Alexis beobachtete sie aus seinem Versteck; er hockte dicht hinter der nur angelehnten Tür zum Speisesaal und spähte durch einen Spalt. Jasminia öffnete die Speisekammer, nahm Brot, Käse, Hartwurst und ein paar Möhren und legte alles auf ein bereitgelegtes Tuch. Etwa die gleiche Menge hatte sie am Vortag bereits entwendet und Alexis wusste nicht, wie oft sie das bereits getan hatte.

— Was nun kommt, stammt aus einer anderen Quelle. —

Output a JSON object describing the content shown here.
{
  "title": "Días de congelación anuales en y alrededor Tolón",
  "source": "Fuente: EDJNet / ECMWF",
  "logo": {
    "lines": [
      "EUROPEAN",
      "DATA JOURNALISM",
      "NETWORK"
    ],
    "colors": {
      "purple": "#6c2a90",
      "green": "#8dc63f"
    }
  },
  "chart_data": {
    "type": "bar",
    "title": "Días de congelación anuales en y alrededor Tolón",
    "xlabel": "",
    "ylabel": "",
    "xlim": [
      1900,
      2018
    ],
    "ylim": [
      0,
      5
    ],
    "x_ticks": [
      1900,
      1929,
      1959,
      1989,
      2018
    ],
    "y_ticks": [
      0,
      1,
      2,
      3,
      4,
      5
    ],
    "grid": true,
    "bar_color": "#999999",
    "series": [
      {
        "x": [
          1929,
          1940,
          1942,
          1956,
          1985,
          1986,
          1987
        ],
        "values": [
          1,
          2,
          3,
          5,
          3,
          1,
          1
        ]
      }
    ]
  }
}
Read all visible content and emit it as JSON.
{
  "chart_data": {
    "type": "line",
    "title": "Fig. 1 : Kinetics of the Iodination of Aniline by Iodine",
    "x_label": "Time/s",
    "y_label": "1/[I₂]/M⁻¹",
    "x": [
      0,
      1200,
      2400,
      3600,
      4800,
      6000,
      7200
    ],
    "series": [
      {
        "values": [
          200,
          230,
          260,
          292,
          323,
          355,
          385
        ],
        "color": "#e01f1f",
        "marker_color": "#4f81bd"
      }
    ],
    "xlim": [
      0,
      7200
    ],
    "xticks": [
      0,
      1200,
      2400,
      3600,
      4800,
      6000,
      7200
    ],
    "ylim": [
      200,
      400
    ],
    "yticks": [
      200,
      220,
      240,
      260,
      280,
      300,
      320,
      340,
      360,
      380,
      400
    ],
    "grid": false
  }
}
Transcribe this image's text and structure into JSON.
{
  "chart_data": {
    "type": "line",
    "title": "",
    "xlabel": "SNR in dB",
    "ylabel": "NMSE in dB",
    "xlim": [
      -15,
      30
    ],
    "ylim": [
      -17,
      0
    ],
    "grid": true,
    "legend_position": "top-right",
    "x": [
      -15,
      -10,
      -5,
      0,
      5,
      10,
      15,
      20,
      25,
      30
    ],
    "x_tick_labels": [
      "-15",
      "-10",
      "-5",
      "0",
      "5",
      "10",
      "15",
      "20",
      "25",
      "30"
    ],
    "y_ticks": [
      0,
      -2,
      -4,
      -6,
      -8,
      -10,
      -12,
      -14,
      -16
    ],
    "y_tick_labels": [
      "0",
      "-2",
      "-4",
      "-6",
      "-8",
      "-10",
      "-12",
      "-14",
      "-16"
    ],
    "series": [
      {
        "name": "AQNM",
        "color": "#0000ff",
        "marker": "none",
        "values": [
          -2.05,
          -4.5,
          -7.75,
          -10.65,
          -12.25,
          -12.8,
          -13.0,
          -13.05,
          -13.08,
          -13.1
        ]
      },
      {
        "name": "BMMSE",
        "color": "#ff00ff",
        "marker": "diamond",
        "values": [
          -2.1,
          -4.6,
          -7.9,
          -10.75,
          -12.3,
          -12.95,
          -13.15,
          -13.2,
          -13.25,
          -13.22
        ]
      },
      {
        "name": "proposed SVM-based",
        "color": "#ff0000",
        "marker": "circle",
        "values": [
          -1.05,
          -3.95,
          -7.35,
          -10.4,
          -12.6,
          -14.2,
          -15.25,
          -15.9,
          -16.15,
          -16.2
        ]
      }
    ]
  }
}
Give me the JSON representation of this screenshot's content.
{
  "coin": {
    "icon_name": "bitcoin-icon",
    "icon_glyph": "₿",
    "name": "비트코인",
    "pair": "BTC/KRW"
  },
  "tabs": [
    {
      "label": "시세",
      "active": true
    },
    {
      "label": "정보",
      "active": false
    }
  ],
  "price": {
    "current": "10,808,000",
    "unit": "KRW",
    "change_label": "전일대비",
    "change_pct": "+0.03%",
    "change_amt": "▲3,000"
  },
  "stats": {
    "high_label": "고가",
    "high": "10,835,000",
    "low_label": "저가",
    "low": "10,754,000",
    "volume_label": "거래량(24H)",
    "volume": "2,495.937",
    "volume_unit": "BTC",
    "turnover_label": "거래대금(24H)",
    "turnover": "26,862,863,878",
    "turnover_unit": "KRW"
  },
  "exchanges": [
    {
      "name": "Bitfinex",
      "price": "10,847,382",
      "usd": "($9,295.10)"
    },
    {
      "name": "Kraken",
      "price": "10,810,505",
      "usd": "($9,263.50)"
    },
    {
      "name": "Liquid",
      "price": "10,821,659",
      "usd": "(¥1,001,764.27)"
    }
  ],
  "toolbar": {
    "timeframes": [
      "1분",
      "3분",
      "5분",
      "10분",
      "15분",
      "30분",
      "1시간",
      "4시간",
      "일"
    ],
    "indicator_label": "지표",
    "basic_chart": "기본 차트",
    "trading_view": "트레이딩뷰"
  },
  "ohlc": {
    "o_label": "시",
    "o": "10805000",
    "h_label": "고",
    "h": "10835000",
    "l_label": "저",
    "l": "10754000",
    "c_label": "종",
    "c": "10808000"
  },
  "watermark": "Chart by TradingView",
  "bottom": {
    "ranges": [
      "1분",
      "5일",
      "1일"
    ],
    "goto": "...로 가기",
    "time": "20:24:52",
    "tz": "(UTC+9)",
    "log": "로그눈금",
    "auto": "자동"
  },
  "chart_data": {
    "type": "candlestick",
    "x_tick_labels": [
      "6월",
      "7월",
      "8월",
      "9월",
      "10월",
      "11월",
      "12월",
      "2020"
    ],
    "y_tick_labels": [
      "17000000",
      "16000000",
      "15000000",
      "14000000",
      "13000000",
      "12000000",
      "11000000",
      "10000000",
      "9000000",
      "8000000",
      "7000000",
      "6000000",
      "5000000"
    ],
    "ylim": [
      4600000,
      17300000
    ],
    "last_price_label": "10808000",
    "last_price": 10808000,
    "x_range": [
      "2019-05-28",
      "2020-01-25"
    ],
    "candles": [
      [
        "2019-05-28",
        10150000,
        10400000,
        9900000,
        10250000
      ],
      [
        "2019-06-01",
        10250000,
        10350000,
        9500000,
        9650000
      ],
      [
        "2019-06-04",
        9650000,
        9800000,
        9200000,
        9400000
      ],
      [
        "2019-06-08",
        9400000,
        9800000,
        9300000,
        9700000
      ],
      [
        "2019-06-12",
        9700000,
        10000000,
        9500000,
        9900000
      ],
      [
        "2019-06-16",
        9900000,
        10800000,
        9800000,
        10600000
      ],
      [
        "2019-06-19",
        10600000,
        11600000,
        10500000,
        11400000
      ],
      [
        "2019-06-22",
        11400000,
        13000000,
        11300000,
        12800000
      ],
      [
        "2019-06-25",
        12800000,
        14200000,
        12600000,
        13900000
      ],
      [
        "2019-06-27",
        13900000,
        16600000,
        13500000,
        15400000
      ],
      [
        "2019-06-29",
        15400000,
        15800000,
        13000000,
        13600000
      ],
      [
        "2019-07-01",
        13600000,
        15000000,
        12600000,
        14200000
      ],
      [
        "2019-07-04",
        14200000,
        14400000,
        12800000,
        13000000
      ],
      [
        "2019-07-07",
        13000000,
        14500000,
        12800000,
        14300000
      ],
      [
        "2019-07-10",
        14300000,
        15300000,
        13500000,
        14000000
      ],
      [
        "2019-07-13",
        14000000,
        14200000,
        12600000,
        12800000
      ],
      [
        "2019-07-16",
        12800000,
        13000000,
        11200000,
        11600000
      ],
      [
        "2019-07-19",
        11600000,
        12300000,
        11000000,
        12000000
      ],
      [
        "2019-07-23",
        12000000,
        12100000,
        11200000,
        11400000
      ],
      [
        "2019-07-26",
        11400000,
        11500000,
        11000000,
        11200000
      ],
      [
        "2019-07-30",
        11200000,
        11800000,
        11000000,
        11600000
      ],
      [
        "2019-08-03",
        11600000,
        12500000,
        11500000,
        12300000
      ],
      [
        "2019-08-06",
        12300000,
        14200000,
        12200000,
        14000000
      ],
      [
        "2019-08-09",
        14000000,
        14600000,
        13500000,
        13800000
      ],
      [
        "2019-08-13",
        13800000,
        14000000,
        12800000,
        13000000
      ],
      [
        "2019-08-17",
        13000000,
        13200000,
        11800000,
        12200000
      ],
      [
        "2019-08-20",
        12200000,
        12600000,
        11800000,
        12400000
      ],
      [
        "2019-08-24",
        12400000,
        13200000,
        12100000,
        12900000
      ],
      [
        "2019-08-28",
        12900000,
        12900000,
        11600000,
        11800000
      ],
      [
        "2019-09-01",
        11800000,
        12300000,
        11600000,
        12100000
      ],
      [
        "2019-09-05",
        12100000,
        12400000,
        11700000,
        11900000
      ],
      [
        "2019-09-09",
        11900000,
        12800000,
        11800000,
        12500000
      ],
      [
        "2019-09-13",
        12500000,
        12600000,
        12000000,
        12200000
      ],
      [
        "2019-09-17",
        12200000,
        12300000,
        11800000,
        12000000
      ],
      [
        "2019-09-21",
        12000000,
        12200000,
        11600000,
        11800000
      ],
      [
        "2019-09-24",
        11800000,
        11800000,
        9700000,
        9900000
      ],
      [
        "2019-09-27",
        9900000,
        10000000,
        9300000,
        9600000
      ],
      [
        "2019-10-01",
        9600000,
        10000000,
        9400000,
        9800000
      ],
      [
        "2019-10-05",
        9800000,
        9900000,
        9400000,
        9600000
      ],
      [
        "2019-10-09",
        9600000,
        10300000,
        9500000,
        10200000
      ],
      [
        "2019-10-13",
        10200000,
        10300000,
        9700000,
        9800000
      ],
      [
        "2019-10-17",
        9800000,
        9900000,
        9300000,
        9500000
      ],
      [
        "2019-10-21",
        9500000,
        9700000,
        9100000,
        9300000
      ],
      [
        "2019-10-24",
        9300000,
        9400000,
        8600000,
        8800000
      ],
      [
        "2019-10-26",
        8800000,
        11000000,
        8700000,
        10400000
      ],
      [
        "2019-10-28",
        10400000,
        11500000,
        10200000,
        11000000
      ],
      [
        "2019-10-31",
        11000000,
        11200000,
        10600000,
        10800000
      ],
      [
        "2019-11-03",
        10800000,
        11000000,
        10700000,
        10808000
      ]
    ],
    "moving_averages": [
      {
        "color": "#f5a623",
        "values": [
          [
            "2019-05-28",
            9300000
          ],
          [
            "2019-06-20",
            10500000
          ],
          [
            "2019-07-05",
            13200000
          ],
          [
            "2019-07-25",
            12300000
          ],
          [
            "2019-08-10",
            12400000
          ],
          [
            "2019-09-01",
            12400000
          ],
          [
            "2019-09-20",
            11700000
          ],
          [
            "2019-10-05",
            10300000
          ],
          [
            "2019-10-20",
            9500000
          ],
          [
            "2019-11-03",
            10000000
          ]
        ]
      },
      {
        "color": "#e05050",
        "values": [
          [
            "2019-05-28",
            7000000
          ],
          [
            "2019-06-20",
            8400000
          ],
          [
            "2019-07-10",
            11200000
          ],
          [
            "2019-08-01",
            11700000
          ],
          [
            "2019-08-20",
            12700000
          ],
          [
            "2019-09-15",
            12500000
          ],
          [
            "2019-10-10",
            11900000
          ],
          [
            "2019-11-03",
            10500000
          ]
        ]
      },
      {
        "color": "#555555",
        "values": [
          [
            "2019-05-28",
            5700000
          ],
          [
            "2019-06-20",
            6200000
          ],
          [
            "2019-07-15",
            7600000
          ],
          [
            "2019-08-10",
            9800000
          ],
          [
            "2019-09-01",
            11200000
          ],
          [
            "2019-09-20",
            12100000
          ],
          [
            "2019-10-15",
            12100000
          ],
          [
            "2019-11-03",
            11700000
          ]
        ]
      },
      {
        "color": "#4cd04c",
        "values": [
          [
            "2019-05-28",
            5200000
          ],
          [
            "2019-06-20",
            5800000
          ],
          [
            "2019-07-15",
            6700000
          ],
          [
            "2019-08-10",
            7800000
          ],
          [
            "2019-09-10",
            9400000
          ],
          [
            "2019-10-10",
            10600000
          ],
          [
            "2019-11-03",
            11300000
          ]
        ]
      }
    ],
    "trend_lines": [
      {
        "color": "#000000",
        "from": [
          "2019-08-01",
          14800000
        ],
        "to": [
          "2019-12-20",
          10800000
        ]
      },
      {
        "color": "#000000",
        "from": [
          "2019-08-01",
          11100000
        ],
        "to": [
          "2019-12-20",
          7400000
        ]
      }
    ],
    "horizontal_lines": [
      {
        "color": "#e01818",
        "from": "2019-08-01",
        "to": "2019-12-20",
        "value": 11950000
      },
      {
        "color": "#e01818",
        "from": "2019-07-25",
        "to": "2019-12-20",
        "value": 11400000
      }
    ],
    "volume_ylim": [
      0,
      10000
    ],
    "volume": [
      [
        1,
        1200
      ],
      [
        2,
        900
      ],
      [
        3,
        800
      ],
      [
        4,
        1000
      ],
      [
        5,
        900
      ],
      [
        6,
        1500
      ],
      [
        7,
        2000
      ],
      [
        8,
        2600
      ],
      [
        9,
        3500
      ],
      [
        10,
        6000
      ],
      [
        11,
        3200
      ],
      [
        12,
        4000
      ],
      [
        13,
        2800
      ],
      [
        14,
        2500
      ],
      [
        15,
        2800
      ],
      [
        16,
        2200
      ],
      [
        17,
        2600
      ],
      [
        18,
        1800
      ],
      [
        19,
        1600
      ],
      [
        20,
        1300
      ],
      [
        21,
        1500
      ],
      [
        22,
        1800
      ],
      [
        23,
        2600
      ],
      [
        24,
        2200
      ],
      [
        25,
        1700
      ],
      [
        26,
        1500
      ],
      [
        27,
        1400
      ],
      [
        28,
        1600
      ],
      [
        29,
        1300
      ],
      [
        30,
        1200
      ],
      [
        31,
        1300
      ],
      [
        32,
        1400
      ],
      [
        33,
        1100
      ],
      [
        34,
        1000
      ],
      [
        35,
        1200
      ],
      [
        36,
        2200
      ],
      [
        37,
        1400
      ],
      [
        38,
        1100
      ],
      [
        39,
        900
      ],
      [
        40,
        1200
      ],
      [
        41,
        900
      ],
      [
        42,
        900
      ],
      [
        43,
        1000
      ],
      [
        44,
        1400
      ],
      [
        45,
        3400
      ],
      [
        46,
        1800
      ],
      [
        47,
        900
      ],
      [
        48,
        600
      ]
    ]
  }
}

Verstohlen verschwand Jasminia durch die Küchentür nach draußen und Alexis verließ sein Versteck. Er folgte ihr bedächtig. Jasminia überquerte den Hof und lief auf die Straße. Sie sah sich nichteinmal um, als fürchte sie nicht, entdeckt zu werden. Sie eilte aus dem Villenviertel durch die Gassen, hin zum Hafen und den dortigen Wohnbaracken, völlig unbedarft, als sie sie sich der Gefahr nicht bewusst, der sie sich aussetze. Sicherlich war sie das auch nicht.
Jasminia verschwand in einem schmutzigen Hinterhof. Als Alexis ihr folgte, sah er sie keinen Meter entfernt stehen, umringt von Kindern jeglichen Alters. Ruckartig zuckte Alexis zurück und lugte um die Ecke. Sie verteilte das Essen, schnitt Brot, Wurst und Käse und schälte die Mören. Niemand drängelte sich vor und Jasminia achtete darauf, jedem Kind etwas zu Essen zu geben, den Kleinen zuerst.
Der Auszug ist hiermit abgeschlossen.